How to merge similar items in a list. The example groups similar items (e.g. 'house'
and 'Hose'
) using an approach that is overly complicated for my example.
如何将同等项目分组在一起在Python列表中?.这是我找到列表理解的想法的地方.
How can I group equivalent items together in a Python list?. This is where I found the idea for the list comprehension.
推荐答案
.split("_")[0]
部分应在单参数函数内部,您应将该函数作为第二个参数传递给itertools.groupby
.
The .split("_")[0]
part should be inside a single-argument function that you pass as the second argument to itertools.groupby
.
>>> import os, itertools
>>> test = ['abc_1_2', 'abc_2_2', 'hij_1_1', 'xyz_1_2', 'xyz_2_2']
>>> [list(g) for _, g in itertools.groupby(test, lambda x: x.split('_')[0])]

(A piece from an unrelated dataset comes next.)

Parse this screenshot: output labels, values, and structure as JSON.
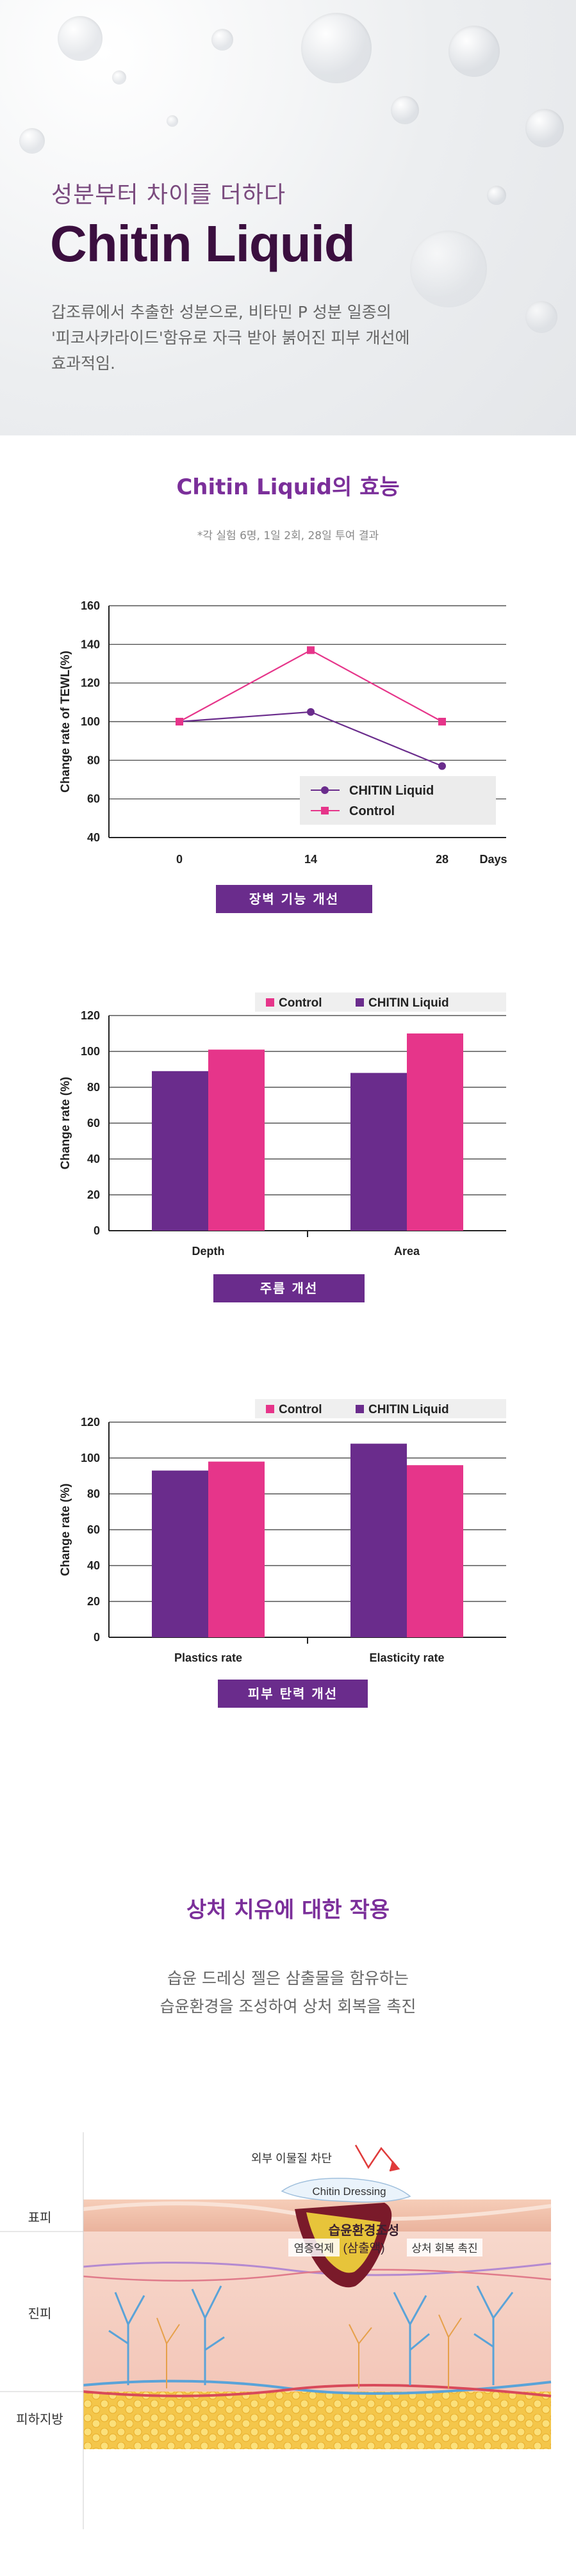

[['abc_1_2', 'abc_2_2'], ['hij_1_1'], ['xyz_1_2', 'xyz_2_2']]
>>>
将其保留在for ...
部分中无济于事,因为结果将立即被丢弃.
Having it in the for ...
part does nothing since the result is immediately discarded.
此外,在您使用 str.partition
时,效率会稍高一些只想要一个拆分:
Also, it would be slightly more efficient to use str.partition
when you only want a single split:
[list(g) for _, g in itertools.groupby(test, lambda x: x.partition('_')[0])]
演示:
>>> from timeit import timeit
>>> timeit("'hij_1_1'.split('_')")
1.3149855638076913
>>> timeit("'hij_1_1'.partition('_')")
0.7576401470019234
>>>
这不是主要的问题,因为这两种方法在小字符串上都非常快,但我想我会提到它.
This isn't a major concern as both methods are pretty fast on small strings, but I figured I'd mention it.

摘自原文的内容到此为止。